Légende de cuisine (Fred VARGAS) (09/09/2006)

La première fois que je l'ai lu, il m'a déçu. Je venais de découvrir Fred Vargas et, quand je suis arrivée à L'Homme à l'envers, je l'ai lu, disons-le, sans grand enthousiasme. Il ne m'a pas passionné, je lui trouvais de la lenteur, de l'ennui.

Et puis je l'ai relu cet été et je me suis dit alors : "Mais comment se fait-il que je sois passée à côté ?" Je l'ai trouvé passionnant, j'ai adoré les personnages pittoresques et surtout l'humour qui se dégageait de l'ensemble.

Dans ce roman, Fred Vargas dépeint comme à son accoutumée un univers parallèle, où chacun a son histoire personnelle et vit en marge d'une certaine société, celle d'aujourd'hui, celle qui va vite, celle qui court après le profit. Le passage qui va suivre met en scène trois personnages, Camille, Soliman et le Veilleux, partis sur les routes à la recherche de l'assassin de Suzanne, amie de Camille, mère adoptive de Soliman et amoureuse secrète du Veilleux. Tout y est : poésie, humour, sens de la formule. Voici donc une :

LEGENDE DE CUISINE

A cause du froid et du vent, Soliman avait dressé la table dans le camion, sur la caisse qu'on avait coincée entre les deux lits. Camille laissait Soliman se charger de la cuisine. C'était lui qui s'occupait de la mobylette, du ravitaillement, de l'eau. Elle tendit son assiette.

- Viande, tomates, oignons, annonça Soliman.

Le Veilleux déboucha une bouteille de blanc.

- Avant, commença Soliman, aux commencements du monde, les hommes ne faisaient pas leur cuisine.

- Ah merde, dit le Veilleux.

- Et c'était comme ça pour toutes les bêtes de la terre.

- Oui, coupa le Veilleux en versant le vin.

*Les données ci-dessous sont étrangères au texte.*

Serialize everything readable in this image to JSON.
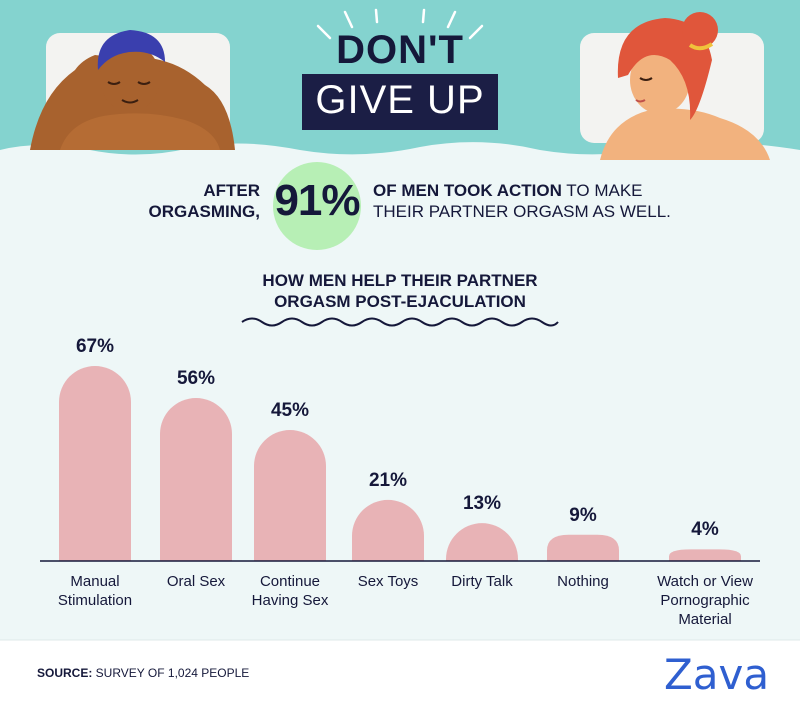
{
  "header": {
    "title_line1": "DON'T",
    "title_line2": "GIVE UP"
  },
  "stat": {
    "lead": "AFTER\nORGASMING,",
    "value": "91%",
    "bold_text": "OF MEN TOOK ACTION",
    "rest_text": " TO MAKE",
    "line2": "THEIR PARTNER ORGASM AS WELL."
  },
  "chart_title": "HOW MEN HELP THEIR PARTNER\nORGASM POST-EJACULATION",
  "chart_data": {
    "type": "bar",
    "title": "HOW MEN HELP THEIR PARTNER ORGASM POST-EJACULATION",
    "categories": [
      "Manual\nStimulation",
      "Oral Sex",
      "Continue\nHaving Sex",
      "Sex Toys",
      "Dirty Talk",
      "Nothing",
      "Watch or View\nPornographic\nMaterial"
    ],
    "values": [
      67,
      56,
      45,
      21,
      13,
      9,
      4
    ],
    "value_labels": [
      "67%",
      "56%",
      "45%",
      "21%",
      "13%",
      "9%",
      "4%"
    ],
    "unit": "%",
    "ylim": [
      0,
      67
    ],
    "grid": false,
    "bar_color": "#e8b3b6"
  },
  "footer": {
    "source_label": "SOURCE:",
    "source_text": " SURVEY OF 1,024 PEOPLE",
    "brand": "Zava"
  },
  "colors": {
    "sky": "#84d3cf",
    "navy": "#1b1e45",
    "stat_circle": "#b7efb5",
    "bar": "#e8b3b6",
    "brand": "#2f5fd0",
    "panel": "#eef7f7"
  }
}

Adam et Eve ont couché ensemble, et ensuite, ils ont dû trimer et se faire à manger toute la vie.

- Pas du tout, dit Soliman. Ce n'est pas ça l'histoire.

- Tu les inventes, tes histoires.

- Et alors ? Tu connais un moyen de faire autrement ?

Camille frissonna, alla chercher un pull à l'arrière du camion. Il ne pleuvait pas, mais la brume poissait le corps comme un linge mouillé.

- Partout, la nourriture était à portée de leur main, continuait Soliman. Mais l'homme prenait tout pour lui et les crocodiles se plaignaient de sa voracité égoïste. Pour en avoir le coeur net, le dieu du marais puant prit la forme d'un crocodile et s'en alla contrôler la situation par lui-même. Après avoir souffert de la faim pendant trois jours, le dieu du marais convoqua l'homme et lui dit : "Dorénavant, l'Homme, tu seras partageux." "Que dalle", lui répondit l'Homme. "J'en ai rien à branler des autres." Alors le dieu du marais entra dans une terrible colère et ôta à l'homme le goût du sang, de la chair fraîche et de la viande crue. A dater de ce jour, l'homme dut faire cuire tout ce quil portait à sa bouche. Ca lui prit beaucoup de temps et les crocodiles eurent la paix dans leur royaume de la viande crue.

- Pourquoi pas, dit Camille.

- Alors l'homme, humilié d'être devenu la seule créature à manger cuit, repassa tout le boulot à la femme. Sauf moi, Soliman Melchior, parce que je suis resté bon, parce que je suis resté noir, et ensuite parce que je n'ai pas de femme.

Fred VARGAS, L'Homme à l'envers, 1999.